BARCELONA—Spain could be severely hit by a no-deal Brexit scenario between the UK and the EU. As the deadline for leaving the EU approaches, concerns from expats living in both countries, as well as businesses, are mounting.
With 18 million visitors from the UK last year, Spain is the most popular destination for British tourists. The UK is one of Spain’s main markets, not only when it comes to tourism, but also for trade. In the past 10 years—2007 to 2017—the cumulative investment of Spanish companies in the UK has been around 82 million euros ($93.2 million), according to the Ministry of Industry, Commerce, and Tourism in Spain.
Understanding how Brexit will affect relations between the two countries is vital. But as the divorce talks drag on, the only certainty is that Britain will leave the EU on March 29, 2019, with or without a deal.
“A no-deal would be very bad for both countries,” said Juan José Toribio, a former executive director of the International Monetary Fund and emeritus professor of economics at IESE Business School in Spain.
Companies could have to face payment of custom duties and other taxes and, as a consequence, “exports would fall,” Toribio said. “It’s worrying.”
Igor Urra, secretary general at the Spanish Chamber of Commerce in Great Britain, an institution seeking opportunities for the promotion of Spanish and British companies, agrees. “Companies would have more costs, reducing their benefits,” he said.
According to Urra, Brexit is already having an effect on the UK’s economy: The sterling has devalued and there has been a decrease in the arrival of European workers to the UK.
Patricia Cirez, head of EU Affairs at the Spanish Confederation of Employers’ Organizations (CEOE) in Brussels said “a no-deal scenario could have a huge impact on the economy,” as well as on the daily life of many people.
She gave an example of a hypothetical situation: If there’s no deal on April 1, 2019, could a plane take off from the UK to any other European country?
If the answer was no, it would be “dramatic,” said Antonio Aranda, secretary general of the Costa del Sol Hotel Association.
The Costa del Sol, located in Andalusia in the south of Spain, is a popular spot for British tourists. Around 26 percent of visitors traveling to this sun, sea, and sand destination are from the UK and, according to Aranda, they are crucial for local companies’ revenue.
As Brexit negotiators race against the clock, concern and uncertainty are rising among Spanish companies.
But there’s also hope, noted Cirez. Although a no-deal could be a reality, Toribio believes there will be a last-minute agreement. “A break up without a deal is unthinkable,” he said.
However, according to Urra, “Spanish companies should be cautious.”
Toribio, Cirez, and Urra agree that it’s important to be prepared for the worst and to have a Plan B. “Nobody knows what will happen,” Urra said.

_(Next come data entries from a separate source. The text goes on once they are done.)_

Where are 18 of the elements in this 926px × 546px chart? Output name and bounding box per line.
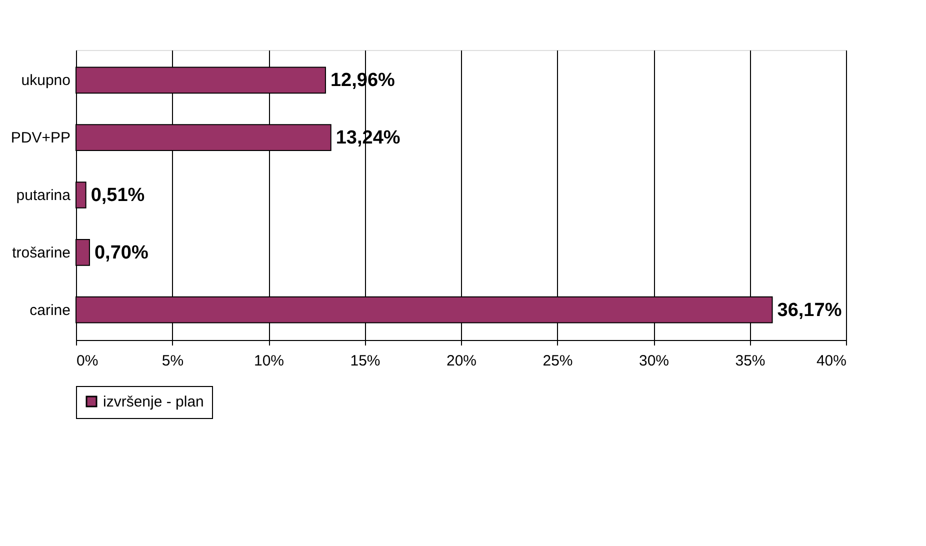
x-tick-label: 5% — [162, 352, 184, 370]
x-tick-label: 10% — [254, 352, 284, 370]
x-tick-label: 0% — [76, 352, 98, 370]
y-tick-label: trošarine — [12, 244, 70, 262]
text: 0,70% — [94, 242, 148, 264]
x-tick-label: 25% — [542, 352, 573, 370]
text: 36,17% — [777, 300, 842, 321]
x-tick-label: 20% — [446, 352, 477, 370]
y-tick-label: putarina — [16, 187, 72, 204]
legend-label: izvršenje - plan — [103, 394, 204, 410]
x-tick-label: 40% — [816, 352, 846, 370]
x-tick-label: 35% — [735, 352, 766, 370]
y-tick-label: ukupno — [21, 72, 70, 90]
x-tick-label: 15% — [350, 352, 380, 370]
text: 0,51% — [90, 185, 145, 206]
y-tick-label: PDV+PP — [10, 130, 70, 147]
y-tick-label: carine — [30, 302, 70, 319]
x-tick-label: 30% — [638, 352, 670, 370]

Around 240,000 UK citizens live in Spain, according to the Spanish Statistics Institute, and a large proportion of them are pensioners. They are becoming increasingly concerned.
Anne Hernández is the president of Brexpats in Spain, an association located in Málaga, Andalusia, fighting to defend the rights of British residents. She is furious.
“We have many questions about Brexit and no answer. Nobody knows anything. It’s horrible,” Hernández said.
There’s a lot of uncertainty among residents, who have doubts about their pensions and want to know if they will have access to Spanish public health after Brexit, she said.
There are even pensioners who are under medical treatment and fear that they will have to take on a cost they cannot afford, explained Hernández. Residents also have questions about their residence permit or driving license.
“The only certainty is uncertainty,” she said.
The almost 130,000 Spaniards living in the UK are also concerned. What will happen with their rights as European citizens to move freely around Europe, to live, work, study, and retire?
Some of them went to the demonstration in London on Oct. 20 calling for a second referendum on Brexit, but without any clear information, they continue to try to figure out how the UK–EU divorce will affect them.